You can not be in business these days without someone exhorting you to be innovative, to apply new thinking to solve problems and make improvements that in turn will make more money. Those running an innovative company are described as entrepreneurs, business heroes with eyes firmly locked on the future and somehow able to anticipate where market demand will go next.
There is something inherently modern about this way of picturing the business world, probably because the term “innovation” has been commandeered by the tech industry. The word conjures up images of apps and advanced manufacturing, bioprinting and software engineering.
But society has always advanced by innovating, whether the modern society being described is from 2019 or 1719. New ideas always arise, and somehow money is provided to help that innovation be applied. This was happening long before we had an Enterprise Ireland or an IDA Ireland or a Science Foundation Ireland there to dispense the cash to conduct research and deliver innovation.

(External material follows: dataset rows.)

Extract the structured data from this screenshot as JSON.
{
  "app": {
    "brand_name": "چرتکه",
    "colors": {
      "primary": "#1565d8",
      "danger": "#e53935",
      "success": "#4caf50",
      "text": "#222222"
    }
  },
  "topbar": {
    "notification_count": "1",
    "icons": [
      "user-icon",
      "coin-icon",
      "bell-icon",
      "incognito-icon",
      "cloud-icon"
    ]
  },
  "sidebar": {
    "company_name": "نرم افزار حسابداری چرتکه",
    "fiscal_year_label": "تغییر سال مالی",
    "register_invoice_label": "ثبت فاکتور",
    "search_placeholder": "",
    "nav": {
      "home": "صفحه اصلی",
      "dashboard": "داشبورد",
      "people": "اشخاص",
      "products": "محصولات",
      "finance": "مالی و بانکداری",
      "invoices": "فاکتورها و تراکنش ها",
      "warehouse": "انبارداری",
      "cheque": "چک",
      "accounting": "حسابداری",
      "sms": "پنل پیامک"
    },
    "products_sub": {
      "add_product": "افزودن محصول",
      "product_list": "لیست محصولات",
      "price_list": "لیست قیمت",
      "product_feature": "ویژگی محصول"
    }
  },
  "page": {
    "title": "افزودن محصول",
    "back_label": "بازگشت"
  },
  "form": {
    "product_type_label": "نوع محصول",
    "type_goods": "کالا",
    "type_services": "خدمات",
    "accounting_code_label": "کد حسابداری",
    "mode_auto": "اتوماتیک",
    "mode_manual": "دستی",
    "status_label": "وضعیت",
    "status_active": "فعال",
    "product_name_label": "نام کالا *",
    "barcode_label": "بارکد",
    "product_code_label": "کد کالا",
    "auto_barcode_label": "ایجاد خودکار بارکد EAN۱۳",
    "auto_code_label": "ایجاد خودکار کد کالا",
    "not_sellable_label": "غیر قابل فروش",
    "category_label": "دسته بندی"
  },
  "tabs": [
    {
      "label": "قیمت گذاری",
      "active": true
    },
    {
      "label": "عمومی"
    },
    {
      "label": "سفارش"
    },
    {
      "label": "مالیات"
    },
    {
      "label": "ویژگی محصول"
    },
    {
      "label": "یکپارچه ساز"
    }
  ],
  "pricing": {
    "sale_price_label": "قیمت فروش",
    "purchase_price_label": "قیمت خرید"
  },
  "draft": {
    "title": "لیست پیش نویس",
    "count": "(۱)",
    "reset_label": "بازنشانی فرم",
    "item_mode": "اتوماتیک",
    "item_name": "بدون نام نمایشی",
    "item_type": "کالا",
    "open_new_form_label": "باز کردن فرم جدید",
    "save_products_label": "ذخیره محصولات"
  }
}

If you want a classic local example of this look no further than the Royal Dublin Society. It was founded in 1731 and has always been all about innovation, which remains a central focus to this day. The approach on research and innovation being taken by the Government and its agencies today would probably have looked familiar to the founders of the society.
The society was founded by Thomas Prior and 13 friends, all male and all from the middle classes of the Protestant ascendency. All were committed to developing Ireland through investment and education and condemned those absentee landlords who drained income away to Britain from their lands and businesses in Ireland.
A meeting held at Trinity College Dublin on June 25th, 1731, led to the formation of the Dublin Society for the Promotion of Agriculture, Manufactures, Arts and Sciences, renaming itself the Royal Dublin Society in 1820. The society agreed these foundation activities, and the aim was to apply the latest discoveries and research to the development of each.
Promoting agriculture, for example, involved having demonstrations and meetings to inform farmers about how to improve yields, or the development of a more efficient plough or harrow, or matching a crop with a particular soil type. The approach used by the society was learning by doing, and it promoted near to market research to deliver practical benefits. This was innovation and entrepreneurship in action.
The early emphasis favoured agricultural and equestrian activities largely because Ireland was all about farming and lacked an industrial or scientific base. But the society did maintain laboratories into the 1900s for the advancement of scientific research. The RDS looked for innovations that might be useful and also funded research through “premium” payments if an innovation looked like it might deliver an improvement.
Society records showed it gave out 18,000 what were in effect research and development grants over the years, most of them going to men. Women weren’t left out completely, however, and 160 premiums were granted to women working in textiles, silk worm growth, lace making, earthenware production and there was even an award for a woman in business who with her son was producing high-quality weapons such as swords.
In 1761 the society had £10,000 to dispense and took petitions from 20 factories, with each explaining why they needed the money. Among them was Mary Knadds, who ran a factory doing hand printing on linen for use in decorative clothing, curtains and other fabrics. She was unsuccessful but was quick to complain that it was unfair that her brother won a premium but she didn't. She was successful in 1762, however, receiving £1,000 for the development of her factory. The RDS would have been happy to promote this, given linen manufacture was already widespread across the whole island of Ireland and this investment would also help further development of added value for Irish linen.
The society also supported the arts and opened a number of museums for the public to view. Its home base was in fact Leinster House, and it used the lawns at the front of the building to stage its spring and horse shows and other agricultural exhibitions. Important institutions began to grow up around the edges of the Leinster House campus. It founded the National College of Art and Design, the National Library, National Museum and the Natural History Museum, building them up with its own and members' resources. All of these wonderful institutions were given to the State when it was formed, ready-made centres of innovation excellence.
Add to this the National Botanic Gardens of Ireland and given Ireland lacked a proper parliamentary chamber, the RDS eventually sold the building to the RDS for £68,000. It used the money to buy buildings and lands in Ballsbridge, which has remained the home of the RDS since.
There is much more that could be said about how the society used innovation and initiative to the benefit of Ireland – for example, in 1914 paying for and introducing the use of radiation as a treatment for cancer, known as the Dublin method, in the Royal Dublin Society Radium Institute.
With this kind of track record in innovation and entrepreneurship, it is no surprise that the RDS main hall will play host this November to the annual Irish Times Innovation Awards when the latest generation of entrepreneurs will show the world what they got. And thanks to Joanna Quinn and Natasha Surne of the society for all the help with its history and heritage.